4. Loud Vocalization
An additional sign that will help you’ll recognize your cat is in heat is loud yowling.
Male cats do this to attract nearby females to mate. Females in heat will usually respond to this calling, which will cause your male to become even louder and more persistent!
This vocalization will be different from a normal cat’s meowing – it will be very loud and it might even sound like the cat’s in pain.
How To Help A Male Cat In Heat?
Loud vocalization, running away from home, and getting into fights with other cats isn’t something a cat owner would like to deal with.
Luckily, there are ways to help your male cat in heat, such as keeping him indoors, to prevent him getting hurt or lost outside.

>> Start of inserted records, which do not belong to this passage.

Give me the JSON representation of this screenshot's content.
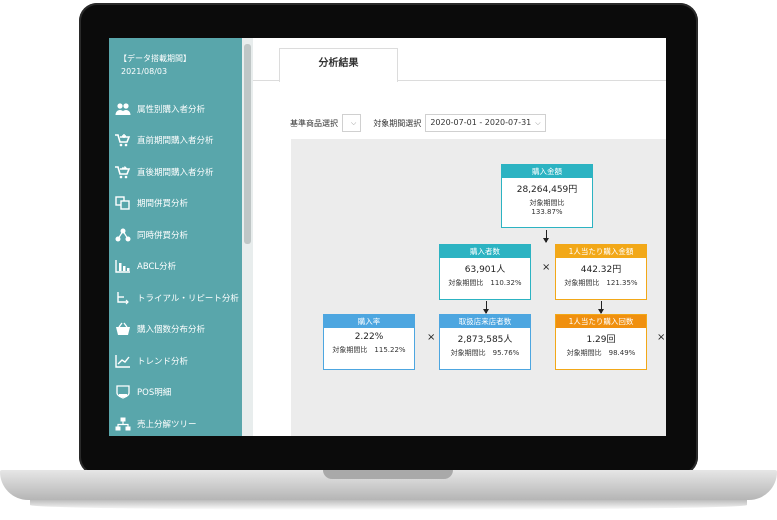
{
  "sidebar": {
    "date_label": "【データ搭載期間】",
    "date_value": "2021/08/03",
    "items": [
      {
        "label": "属性別購入者分析",
        "icon": "people-icon"
      },
      {
        "label": "直前期間購入者分析",
        "icon": "cart-plus-icon"
      },
      {
        "label": "直後期間購入者分析",
        "icon": "cart-arrow-icon"
      },
      {
        "label": "期間併買分析",
        "icon": "period-basket-icon"
      },
      {
        "label": "同時併買分析",
        "icon": "share-nodes-icon"
      },
      {
        "label": "ABCL分析",
        "icon": "abc-chart-icon"
      },
      {
        "label": "トライアル・リピート分析",
        "icon": "repeat-flow-icon"
      },
      {
        "label": "購入個数分布分析",
        "icon": "basket-icon"
      },
      {
        "label": "トレンド分析",
        "icon": "trend-icon"
      },
      {
        "label": "POS明細",
        "icon": "pos-shield-icon"
      },
      {
        "label": "売上分解ツリー",
        "icon": "tree-icon"
      }
    ]
  },
  "tab": {
    "label": "分析結果"
  },
  "filters": {
    "product_label": "基準商品選択",
    "product_value": "",
    "period_label": "対象期間選択",
    "period_value": "2020-07-01 - 2020-07-31"
  },
  "tree": {
    "total": {
      "title": "購入金額",
      "value": "28,264,459円",
      "cmp_label": "対象期間比",
      "cmp_value": "133.87%"
    },
    "buyers": {
      "title": "購入者数",
      "value": "63,901人",
      "cmp": "対象期間比　110.32%"
    },
    "per_buyer": {
      "title": "1人当たり購入金額",
      "value": "442.32円",
      "cmp": "対象期間比　121.35%"
    },
    "rate": {
      "title": "購入率",
      "value": "2.22%",
      "cmp": "対象期間比　115.22%"
    },
    "visitors": {
      "title": "取扱店来店者数",
      "value": "2,873,585人",
      "cmp": "対象期間比　95.76%"
    },
    "frequency": {
      "title": "1人当たり購入回数",
      "value": "1.29回",
      "cmp": "対象期間比　98.49%"
    },
    "multiply": "×"
  },
  "colors": {
    "sidebar": "#59a6ab",
    "teal": "#2cb3c2",
    "orange": "#f2a818",
    "sky": "#4da6e0"
  }
}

Furthermore, it’s essential to provide your cat with enough physical and mental stimulation, to distract him from unwanted behaviors.
Still, the only way to be certain your cat will stop showing signs of heat is by neutering him.
Why Neuter A Cat?
Neutering is a standard procedure nowadays, and cats are expected to fully recover within 7 days.
Most cats become very active soon after neutering, so, you don’t have to worry whether this surgery will have consequences on your cat’s activity levels.
According to the VCA Animal Hospitals, there are many benefits of neutering a cat, such as:
• Population control: Your male cat can impregnate many females, so, by neutering him, you’ll be contributing to the cat population control.
• Spraying behavior is eliminated or at least reduced by neutering in around 85% of cats.
• Neutered cats are less likely to show aggressive behavior, roam from home, and compete with other males.
• Neutered males cannot develop testicular cancer, and the risk of prostate problems is also reduced in them.
Therefore, neutering is advisable for cats, even if you have already noticed symptoms of heat in your pet.
This procedure is usually done when a cat is five to six months old, but, if he’s healthy, neutering is possible at any point in his life.
Male cats don’t go into heat naturally like their female counterparts, but they can show some typical heat symptoms, such as loud vocalization, roaming away from home, and spraying behavior. This can last anywhere from a couple of hours to even a couple of days.
You can do your best to keep your male cat indoors and keep him occupied to distract him from his sexual urges, but, there’s no guarantee your cat won’t still manage to escape.
The only certain way to prevent your male cat from showing signs of heat is by neutering him. Don’t forget it’s never too late for this procedure, just as long as your cat is healthy.
For any additional information, your veterinarian will certainly have all the answers.
 Jensen HA, Meilby H, Nielsen SS, Sandøe P. Movement Patterns of Roaming Companion Cats in Denmark—A Study Based on GPS Tracking. Animals. 2022; 12(14):1748. DOI, Retrieved August 14, 2023.